#11387446, By Dante_Cubit Advice on house hunting

  • Dante_Cubit 12 Apr 2016 13:30:20 1,996 posts
    Seen 3 years ago
    Registered 14 years ago
    gravearchitecture wrote:
    ok, so having a buying panic.

    firstly, The Process. around here it's:
    "i like this house"
    "ok what's your offer"
    "they always go for over asking price, so let's say asking + token amount"
    (next day)
    "we had 1000 offers... what's your BEST AND FINAL offer.. you have one chance and you can't know what everyone else is doing"
    "oh god, err, asking + a lot?"
    "YOU WON!"/"YOU LOST!"

    this horrible one-shot blind auction process has left me panicking that we've now had an offer accepted on a place that's worth WHO KNOWS? it was on for 155 and we offered 166.5, purely on the basis that we thought it would go for way over offer, as it was less than other similar houses we'd liked and missed out on, but what do i know? on zoopla the estimate is sub-150, but the next terrace along was sold for 173 6 months ago (it has an extra room).

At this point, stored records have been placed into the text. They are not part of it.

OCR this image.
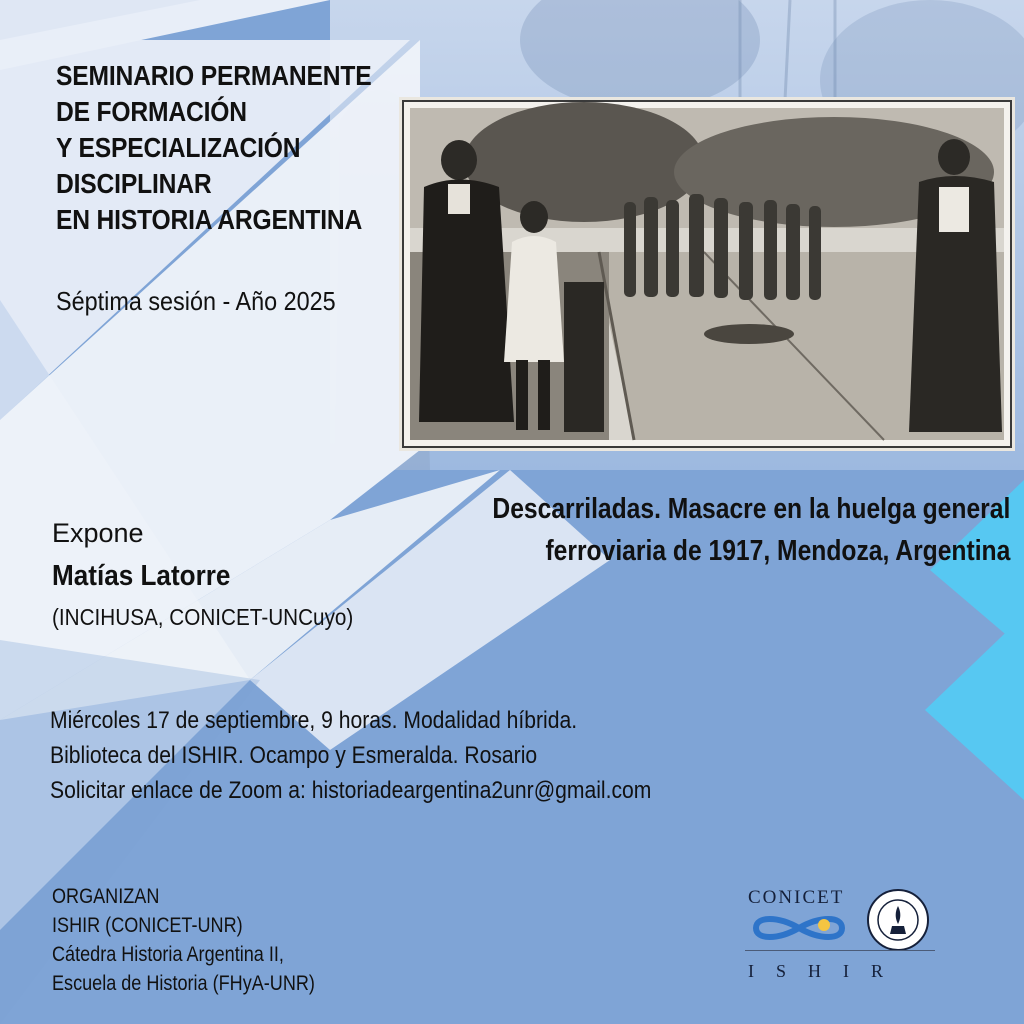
SEMINARIO PERMANENTE
DE FORMACIÓN
Y ESPECIALIZACIÓN
DISCIPLINAR
EN HISTORIA ARGENTINA
Séptima sesión - Año 2025
Descarriladas. Masacre en la huelga general
ferroviaria de 1917, Mendoza, Argentina
Expone
Matías Latorre
(INCIHUSA, CONICET-UNCuyo)
Miércoles 17 de septiembre, 9 horas. Modalidad híbrida.
Biblioteca del ISHIR. Ocampo y Esmeralda. Rosario
Solicitar enlace de Zoom a: historiadeargentina2unr@gmail.com
ORGANIZAN
ISHIR (CONICET-UNR)
Cátedra Historia Argentina II,
Escuela de Historia (FHyA-UNR)
CONICET
ISHIR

    what do? the more i google house prices the less confident i am that i have any clue what houses should cost, and i can't shake the feeling i'm being sold a duffer.

    i know that our mortgage company won't give us money if the house isn't worth (near?) what we're paying, but we have a 50k deposit so not sure if that would affect their level of concern? plus isn't it about 2k of fees just to hear a "lol no"?

    i don't know. hate this. why can't it be like ebay? :(
    You have to ask yourself what all the fucking about is worth too. If you like the place, can afford what you offered and it's not way off the mark then you're golden. Spending months agonising over stuff, potentially paying rent and watching prices creep up isn't worth paying a little over the odds in my opinion.

    I had two days to find a flat to buy. I booked in as many viewings as I could for those days and chose the best. I probably paid 5 grand over the odds to get the deal done quickly and don't regret it. Your mortgage is going to be a fucking big number in all probability and paying a few more quid a month will be all but forgotten in a few months. The stress, hassle and uncertainty just isn't worth the bother. If the cost makes a real difference, you're probably overstretching yourself to buy in the first place.